The state of Maryland got a renewable energy power boost when CPV Renewable Energy Co. announced plans to build a 10-megawatt solar farm together with an already proposed natural gas-burning power plant, reports the Baltimore Sun. Only about 5 percent of all power generated in Maryland comes from renewable sources, but a 2008 state law requires electricity suppliers to get 20 percent from renewable sources by 2022, according to the article. Meanwhile, the lack of a contract for the CPV project could lead to a change in the state’s electricity regulations just in order to speed along the project.
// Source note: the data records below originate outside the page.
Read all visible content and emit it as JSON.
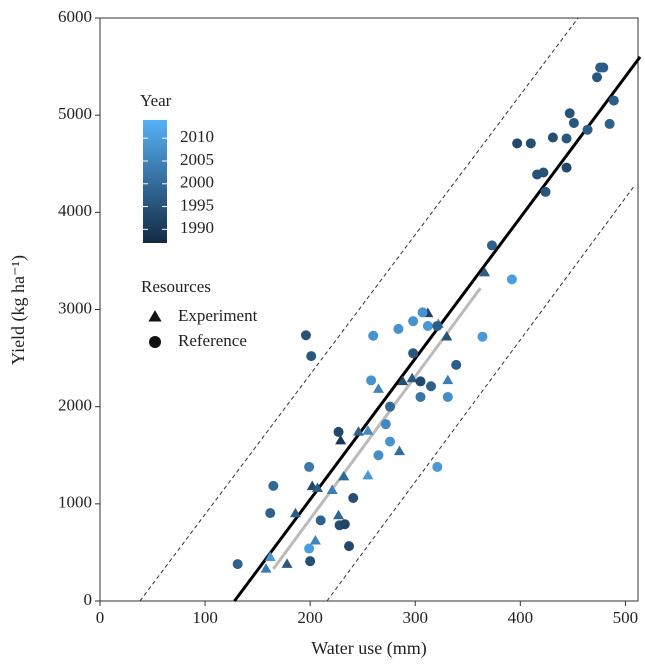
{
  "chart_data": {
    "type": "scatter",
    "x_label": "Water use (mm)",
    "y_label": "Yield (kg ha⁻¹)",
    "xlim": [
      0,
      512
    ],
    "ylim": [
      0,
      6000
    ],
    "xticks": [
      0,
      100,
      200,
      300,
      400,
      500
    ],
    "yticks": [
      0,
      1000,
      2000,
      3000,
      4000,
      5000,
      6000
    ],
    "color_title": "Year",
    "color_lim": [
      1987,
      2014
    ],
    "color_ticks": [
      1990,
      1995,
      2000,
      2005,
      2010
    ],
    "low_color": "#132B43",
    "high_color": "#56B1F7",
    "legend_title": "Resources",
    "series": [
      {
        "name": "Experiment",
        "marker": "triangle",
        "x": [
          158,
          162,
          178,
          186,
          202,
          207,
          205,
          221,
          227,
          229,
          232,
          246,
          255,
          255,
          265,
          285,
          288,
          297,
          312,
          322,
          330,
          331,
          366
        ],
        "values": [
          330,
          450,
          380,
          900,
          1180,
          1160,
          620,
          1140,
          880,
          1650,
          1280,
          1740,
          1750,
          1290,
          2180,
          1540,
          2260,
          2290,
          2960,
          2850,
          2720,
          2270,
          3380
        ],
        "years": [
          2003,
          2009,
          1996,
          1997,
          1993,
          1997,
          2005,
          2004,
          1999,
          1990,
          1999,
          1998,
          2006,
          2009,
          2005,
          2000,
          1994,
          1996,
          1991,
          2007,
          1995,
          2004,
          1997
        ]
      },
      {
        "name": "Reference",
        "marker": "circle",
        "x": [
          131,
          165,
          162,
          196,
          201,
          199,
          200,
          199,
          210,
          227,
          228,
          233,
          237,
          241,
          260,
          258,
          265,
          272,
          276,
          276,
          284,
          298,
          298,
          305,
          307,
          312,
          315,
          321,
          331,
          339,
          321,
          392,
          364,
          373,
          397,
          410,
          416,
          422,
          424,
          431,
          444,
          447,
          444,
          451,
          464,
          473,
          476,
          479,
          485,
          489,
          305
        ],
        "values": [
          380,
          1185,
          905,
          2735,
          2520,
          1380,
          410,
          540,
          830,
          1740,
          780,
          790,
          565,
          1060,
          2730,
          2270,
          1500,
          1820,
          2000,
          1640,
          2800,
          2550,
          2880,
          2100,
          2970,
          2830,
          2210,
          2830,
          2100,
          2430,
          1380,
          3310,
          2720,
          3660,
          4710,
          4710,
          4390,
          4410,
          4210,
          4770,
          4760,
          5020,
          4460,
          4920,
          4850,
          5390,
          5490,
          5490,
          4910,
          5150,
          2260
        ],
        "years": [
          1998,
          1999,
          1998,
          1995,
          1996,
          2003,
          1994,
          2010,
          1998,
          1993,
          1994,
          1992,
          1993,
          1994,
          2008,
          2008,
          2007,
          2006,
          1999,
          2008,
          2008,
          1996,
          2008,
          2002,
          2008,
          2009,
          1998,
          1997,
          2007,
          1997,
          2009,
          2010,
          2009,
          1998,
          1993,
          1994,
          1995,
          1995,
          1996,
          1994,
          1996,
          1995,
          1993,
          1996,
          1997,
          1996,
          1997,
          1997,
          1998,
          1997,
          1993
        ]
      }
    ],
    "lines": [
      {
        "x": [
          128,
          514
        ],
        "values": [
          0,
          5600
        ],
        "color": "#000000",
        "dash": false
      },
      {
        "x": [
          38,
          455
        ],
        "values": [
          0,
          6000
        ],
        "color": "#333333",
        "dash": true
      },
      {
        "x": [
          216,
          509
        ],
        "values": [
          0,
          4280
        ],
        "color": "#333333",
        "dash": true
      },
      {
        "x": [
          165,
          362
        ],
        "values": [
          330,
          3220
        ],
        "color": "#bbbbbb",
        "dash": false
      }
    ]
  }
}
The solar project, called the CPV Piney Reach Solar Farm, is the largest in the state, according to CPV (PDF). It is expected to be in service by 2012. CPV said the co-location of the solar farm with a natural gas generator represents a new “hybrid” approach to electricity generation that combines the environmental benefits of renewable power with low emission rates of natural gas generation.
If the CPV solar- and gas-powered generator project gets built it could result in Maryland’s first step toward re-regulating electricity, according to a Baltimore Sun blog. The blog suggests that CPV’s proposed solar facility won’t get built at all, considering that CPV won’t build either the gas or the solar generator without a contract with a customer.
The way electricity deregulation in Maryland works is by having generation plants seek customers on the open market instead of having dedicated customers and regulated prices, reports the blog.
However, Maryland’s Gov. Martin O’Malley wants some kind of re-regulation, and by CPV adding the proposed solar project to its gas-plant proposal, the re-regulation may end up looking close to what CPV wants, according to the blog.
Earlier this year, Governor O’Malley announced an initiative that would award local governments and nonprofits up to $8 million in grants and loans in fiscal year 2010 to help pay for energy efficiency and renewable energy projects.